DNA-SE: Towards Deep Neural-Nets Assisted Semiparametric Estimation
Qinshuo Liu, Zixin Wang, Xi-An Li, Xinyao Ji, Lei Zhang, Lin Liu, Zhonghua Liu
TL;DR
DNA-SE introduces a bi-level optimization framework that uses Deep Neural Networks to numerically solve Fredholm integral equations arising in semiparametric estimation, enabling scalable estimation of a parameter of interest $\theta$ while handling nuisance components $\eta$. The method, implemented as neural-semipar, alternates between updating the operator-equation solution $\mathsf{b}$ via a DNN and updating $\theta$ via projected score equations, with a training loss that couples score fidelity and operator-solution accuracy. Through MNAR regression, causal-sensitivity analysis, and covariate-shift scenarios, the authors demonstrate competitive finite-sample performance, robustness to hyperparameters, and advantages over traditional polynomial/basis-based solvers; they also validate the approach on a real Connecticut CBCL dataset and release their code. The work provides a theoretical asymptotic result, showing $\sqrt{n}(\widehat{\theta}-\theta)$ converges to an efficient influence-function representation, and discusses connections to computerized semiparametric statistics and future extensions to graphical models and symbolic proofs. Overall, DNA-SE offers a scalable, data-driven numerical solver for semiparametric inference with practical impact for causal inference and missing-data problems.
Abstract
Semiparametric statistics play a pivotal role in a wide range of domains, including but not limited to missing data, causal inference, and transfer learning, to name a few. In many settings, semiparametric theory leads to (nearly) statistically optimal procedures that yet involve numerically solving Fredholm integral equations of the second kind. Traditional numerical methods, such as polynomial or spline approximations, are difficult to scale to multi-dimensional problems. Alternatively, statisticians may choose to approximate the original integral equations by ones with closed-form solutions, resulting in computationally more efficient, but statistically suboptimal or even incorrect procedures.
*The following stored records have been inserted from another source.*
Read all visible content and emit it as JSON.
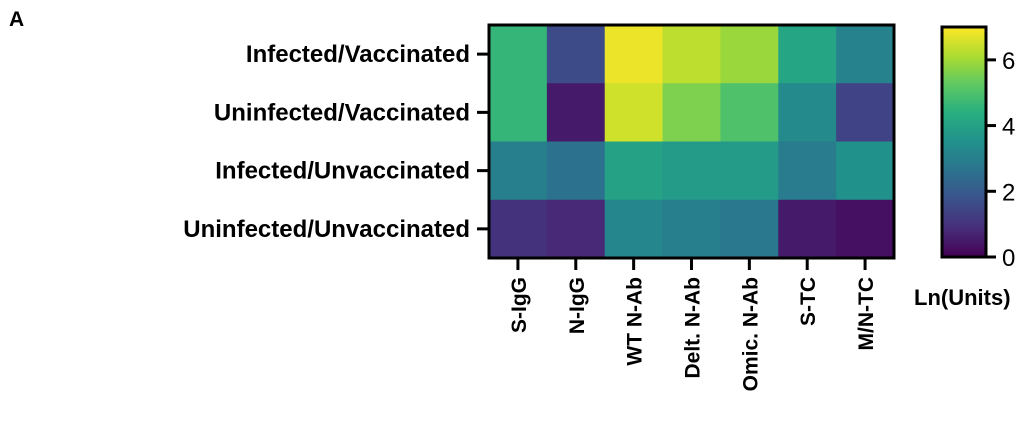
{
  "panel_label": "A",
  "chart_data": {
    "type": "heatmap",
    "rows": [
      "Infected/Vaccinated",
      "Uninfected/Vaccinated",
      "Infected/Unvaccinated",
      "Uninfected/Unvaccinated"
    ],
    "columns": [
      "S-IgG",
      "N-IgG",
      "WT N-Ab",
      "Delt. N-Ab",
      "Omic. N-Ab",
      "S-TC",
      "M/N-TC"
    ],
    "values": [
      [
        4.6,
        1.6,
        6.8,
        6.3,
        5.9,
        4.1,
        3.1
      ],
      [
        4.6,
        0.5,
        6.5,
        5.6,
        5.0,
        3.3,
        1.4
      ],
      [
        3.0,
        2.6,
        4.0,
        3.8,
        3.8,
        2.9,
        3.5
      ],
      [
        1.0,
        0.8,
        3.2,
        3.0,
        2.8,
        0.5,
        0.3
      ]
    ],
    "colorbar": {
      "title": "Ln(Units)",
      "range": [
        0,
        7
      ],
      "ticks": [
        "0",
        "2",
        "4",
        "6"
      ],
      "tick_values": [
        0,
        2,
        4,
        6
      ],
      "colormap": "viridis"
    }
  }
}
To bridge this gap, we propose a novel framework by formulating the semiparametric estimation problem as a bi-level optimization problem; and then we develop a scalable algorithm called Deep Neural-Nets Assisted Semiparametric Estimation (DNA-SE) by leveraging the universal approximation property of Deep Neural-Nets (DNN) to streamline semiparametric procedures. Through extensive numerical experiments and a real data analysis, we demonstrate the numerical and statistical advantages of $\dnase$ over traditional methods. To the best of our knowledge, we are the first to bring DNN into semiparametric statistics as a numerical solver of integral equations in our proposed general framework.